Entropy and Risk Management
By Mithun Sridharan
In this article, I shall be dealing with the topic – Project Risk Management and demonstrate how one could find mathematical equivalents for an abstract methodology. Any project, large or small is associated with expected and unexpected problems. The analogy mentioned above could be derived from the Second Law of Thermodynamics. The Second law of thermodynamics deals with a concept : Entropy. Entropy, in short, is the amount of disorderliness of the system. Entropy is also a measure on the information contained in an system. In information technology, entropy is considered as the amount of uncertainty in an given system. This has a defined relation, “As the amount of information increases, the disorderliness of a system (entropy) decreases”.
Considering our project management scenario as a system, one could come up with a model system, comprising of micro and macro phases, each having a certain amount of entropy. Considering the information to be inversely proportional to the entropy (okay, almost inversely!), means to increase the information, through careful planning communication and monitoring the project progress would increase the information available to a project manager. This way, the entropy decreases. As uncertainty is proportional to risk, decreasing the entropy or increasing the information available, one could decrease surprises.

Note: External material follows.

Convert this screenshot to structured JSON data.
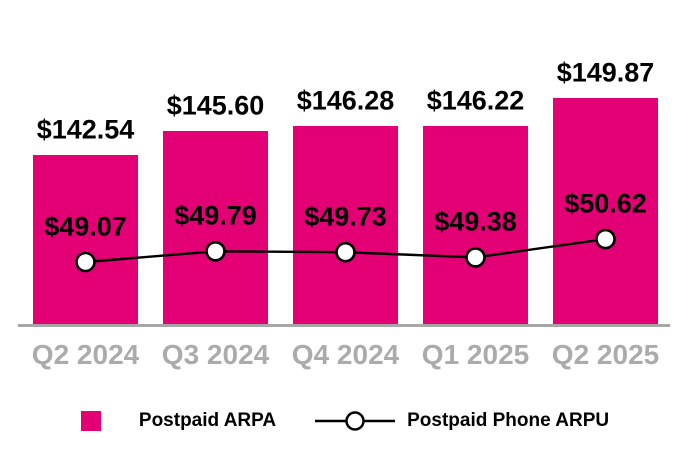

Projects typically follow a certain distribution, which is unique to the project as the project itself. This lends well to modeling the project using one of the several proven mathematical models of Information theory and study the progress to follow the distribution. If the project exhibits a pattern, then using the statistics, one could directly plug the values such as cost/schedule variances and/or other indites to monitor, track and optimistically, predict the project behavior.
The situation is much more complicated than the classical project management from the technological advancements, which are both a boon and a bane. With the Internet and Networking technology, the amount of information available has exponentially increased over the years, thereby increasing the entropy of the systems. Selective information processing and the indices available from the existing project management literature is no longer adequate. I’ll provide my standard IT example here. IT projects are technically much more demanding than the projects from the classical industry standard projects. We are talking about professional project management efforts in a very highly complicated and abstract technology, which has several abstract interfaces that could take any form depending upon the sub set of parameters that influence the outcome at any particular moment. Thus, studying entropy of such systems and observing the behavior to fit any standard distribution would help you close the gap between the existing high level of abstraction and the level of information to properly direct the project effort.
Compliance is another project in IT projects, if not for no other reason, than the trotting status of IT projects. Technology has traditionally kept building itself over the existing infrastructure, but IT projects have proven to refute this standard behavior. Thus, compliance to the proven methodologies may need necessarily not prove a good project standing. An IT project may fall short of the expectations a day before going live. The kind of data available and its consumption as well as decision making also has a definitive complexity, which multiplies the project risk. Add to it, the fact that the computer programs have a life cycle of their own and that these programs “evolve” with time, its almost next to impossible to assign one particular behavior to IT projects. Additionally, the project team working on the program development may or may not outlive the software life time. There is a “human factor” to these projects, which is not time proven. We do not have the “legacy” as with other application areas.
Segmenting the project into micro and macro states, studying the individual parts and gathering the parameters of these and analyzing their fit in the “whole” such as a fine grained approach, without losing the information from the “coarse grained” paradigm would complement each other in projects of complexity as those mentioned above.
Mithun Sridharan works for the Independent Software Vendor (ISV) Engineering team for Sun Microsystems and is based in Walldorf, Germany. His interests include project management, poetry, general management, philosophy and chess. A PMP and an ardent blogger, he writes extensively on project management in his blog: Mithun’s Memoirs.